Showing posts with label Fahim Siddiqui. Show all posts
Showing posts with label Fahim Siddiqui. Show all posts

Tuesday, October 12, 2010

Downsize Kar Kay Geo?

Even as Geo has hired some new faces, such as Dr Shahista Wahidi - at a salary well in excess of Rs. 20 million lakhs a month - and rehired others such as Sana Bucha at double their old emoluments (we have heard the new figure is 700K), it seems all is not hunky dory for everyone at the top-rated channel.


 Not everyone at Geo is smiling like Dr Shahista Wahidi


There are well-founded murmurs within the organization that a large number of staff are about to face the sack. The scale of the coming lay-offs varies depending on sources but almost 50 staffers, including reporters, anchors, producers, assistant producers and support and technical staff, mainly from the Karachi and Islamabad bureaus, are set to lose their jobs in the next few days. Two anchors have already apparently been shown the door while the position of crime reporter Fahim Siddiqui (host of Geo's FIR programme and head of its crime desk) also hangs in the balance after he impetuously resigned over a power tussle with the Karachi bureau chief and Geo News head Azhar Abbas (Siddiqui is apparently back in touch with Geo supremo Mir Shakilur Rahman to save his job). In addition, some of those from the doomed Geo English project who had been adjusted within Geo but who never quite managed to fit in are also being let go.

Since management is remaining tight-lipped over the downsizing, it is not quite clear whether the drastic moves have to do with Geo feeling the pinch of the recessionary times or whether the sackings are based on job-related evaluations. Certainly the recent hirings seem to suggest, much to the resentment of staff, that revenues are not really an issue. Rightly or wrongly, those facing the axe are upset that they are being let go after standing by Geo during its difficult times. Given the Jang Group's culture of accumulating human resources and almost never firing anyone even if they have zero output - it is often said that people only leave the Jang Group if they themselves choose to - the change of management culture seems to have come as a shock to most. However, it is also true that, like many bureaucracies (PTV comes readily to mind), Geo is overstaffed in many positions. In particular, the Islamabad bureau - which produces only Hamid Mir's Capital Talk - has been regularly identified as being incredibly overstaffed in terms of technical staff.

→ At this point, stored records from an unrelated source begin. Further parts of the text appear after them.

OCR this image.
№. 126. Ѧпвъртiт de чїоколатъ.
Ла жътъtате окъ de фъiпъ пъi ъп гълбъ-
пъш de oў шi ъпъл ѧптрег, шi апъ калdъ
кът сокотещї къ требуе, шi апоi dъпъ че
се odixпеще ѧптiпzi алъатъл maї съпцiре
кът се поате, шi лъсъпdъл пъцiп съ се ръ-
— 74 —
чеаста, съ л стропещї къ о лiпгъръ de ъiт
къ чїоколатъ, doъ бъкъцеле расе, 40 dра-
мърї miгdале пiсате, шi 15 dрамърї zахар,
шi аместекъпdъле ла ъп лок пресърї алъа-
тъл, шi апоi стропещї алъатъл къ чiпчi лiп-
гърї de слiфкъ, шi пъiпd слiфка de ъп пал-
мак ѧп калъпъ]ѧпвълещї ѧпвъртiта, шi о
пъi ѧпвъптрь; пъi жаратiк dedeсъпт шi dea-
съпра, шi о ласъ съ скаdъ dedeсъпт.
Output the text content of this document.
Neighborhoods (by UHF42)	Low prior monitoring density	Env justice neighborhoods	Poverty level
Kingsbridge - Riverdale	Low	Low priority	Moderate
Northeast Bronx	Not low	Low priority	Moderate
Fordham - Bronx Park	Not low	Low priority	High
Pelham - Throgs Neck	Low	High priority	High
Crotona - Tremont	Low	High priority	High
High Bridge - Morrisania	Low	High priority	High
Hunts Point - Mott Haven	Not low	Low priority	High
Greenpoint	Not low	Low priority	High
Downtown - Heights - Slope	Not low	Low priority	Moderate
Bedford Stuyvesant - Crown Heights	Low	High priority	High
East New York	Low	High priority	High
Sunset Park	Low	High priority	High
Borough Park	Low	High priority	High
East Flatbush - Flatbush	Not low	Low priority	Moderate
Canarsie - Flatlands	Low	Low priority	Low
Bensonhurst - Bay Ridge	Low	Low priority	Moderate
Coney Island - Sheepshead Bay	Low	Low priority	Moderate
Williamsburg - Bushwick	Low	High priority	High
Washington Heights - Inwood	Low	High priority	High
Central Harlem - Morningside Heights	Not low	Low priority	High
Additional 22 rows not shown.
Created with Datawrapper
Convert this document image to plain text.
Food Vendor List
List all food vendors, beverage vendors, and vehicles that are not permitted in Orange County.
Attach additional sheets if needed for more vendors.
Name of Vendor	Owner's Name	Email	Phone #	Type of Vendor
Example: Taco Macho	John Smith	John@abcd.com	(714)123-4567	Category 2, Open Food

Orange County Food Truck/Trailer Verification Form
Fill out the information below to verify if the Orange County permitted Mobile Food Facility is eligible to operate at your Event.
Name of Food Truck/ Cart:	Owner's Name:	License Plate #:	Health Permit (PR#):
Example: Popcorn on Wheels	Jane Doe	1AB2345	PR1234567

Of course, staffers who are being let go or who fear being let go are claiming that they are being victimized because of personal grudges and that their evaluations have suffered because of their inability or unwillingness to "butter up" the management. Obviously, such claims are often normal in such situations and there is no way to verify such claims. We hold no position on individual claims (though some may have weight), but while we feel for people losing their earnings, it is also important to state that we see no reason why someone with poor job performance should be retained purely out of a sense of charity. That is how government departments like PTV operate, and look where it's got them.

In the current difficult economic times, many media houses have resorted to slashing costs through shedding staff, among them DawnNews, Aaj TV and Samaa. The most recent has been the Nawai Waqt-owned Waqt News which apparently cut almost 90 staff a few days ago. Geo and Jang Group as a whole are obviously not immune to the trend of the times.

Incidentally, there is evidence to suggest that the slashing of unproductive costs may well be a new direction at the Jang Group under the returning prodigal son, Mir Ibrahim Rahman (MIR). The first to feel the brunt of the new management culture was the music channel Aag, which had long been under the knife. It is said that MIR was ready to shut down the loss-making channel a few months ago and has only allowed it one final chance to pull itself out of the red. Most staff there have already been sacked and only a small staff remains to try to pull off some sort of miracle.

After the fate of Dr S&M, Aamir Liaquat and Nadia Khan - all of whom were let go when the ratings of their programmes began to dip - it is also rumoured that Geo is not too happy with the fall in ratings of Capital Talk. Hamid Mir survived the serious scandal surrounding him with regards to the death of Khalid Khwaja, mainly because one of the key players in that saga, Usman Punjabi (the man Mir allegedly had that phone conversation with), was later on killed in a drone attack. In all propriety, Geo management should have taken him off air pending investigations, but apparent criminal behaviour is obviously not as big a problem for them as ratings drops. Now, however, Mir must be a worried man for entirely different reasons.